Our family is weird about birthday parties. We can all admit it. We go way over the top. The budget isn’t massive, but everything else was was. It starts with the theme. You pick what’s your obsession currently. Josh did Black Panther, The Wiggles, Fish, Game of Thrones, Brockhampton, Minecraft, Pokemon, WWE, The Avengers and more (not in that order). Then you have to pick the colour scheme for the invitations, the balloons and the goodie bags. Then you have to give some cake designs to our grandma for inspiration. Then Mum helps you plan the venue, decorations and food. Our grandpa is responsible for blowing and tying balloons.

The sibling has specific roles too. Josh would plan all the music for my parties and the games. The best part was that he would also play the host. When I had a Harry Potter birthday, Josh played the role of the Sorting Hat beautifully. He decided what vibe each friend of mine had and put them into the appropriate house. For a 10-year-old boy, he did a good job. I can’t complain.

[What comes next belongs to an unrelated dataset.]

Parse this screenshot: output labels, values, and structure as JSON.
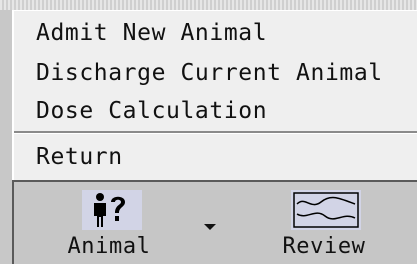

Until the age of about 14/15, his parties just got bigger. Up to 40 teenage boys would fill the party hall, but it got smaller after that. He struggled more with big crowds, and the parties became something he would do for us and not himself. So it became 10 of his closest friends at home. It didn’t satisfy our need to throw him a massive party, but there would always be helium balloons, good food and a stunning cake. Ultimately, it was whatever made him happy. On his 19th, we took it to heart. Josh wanted the three of us to go to the gym and then swim in the pool. We love him enough that Mum and I agreed to exercise twice in a day.

It can be quite hard to look at some of his birthday photos now, because we remember how hard those days were for him. I think he felt so much pressure to be in a good mood because of how much we would have done, but that wasn’t how it worked. Josh wasn’t always able to control his mood. Even if he wanted to be happy to show how grateful he was, it doesn’t mean he always could.

Josh’s 21st birthday is coming. Needless to say, thinking about it can suck. I would so much rather be planning how to celebrate with him. But my Mum is quite honest about it. She says it’s probably the first birthday in a very long time where Josh is genuinely happy. So it’s only right to celebrate that for him. Personally, I would rather yell at him for making me go through his birthday without him, but I think that’s a right I have as his older sister. We’ll try to enjoy it with everyone you loved Josh.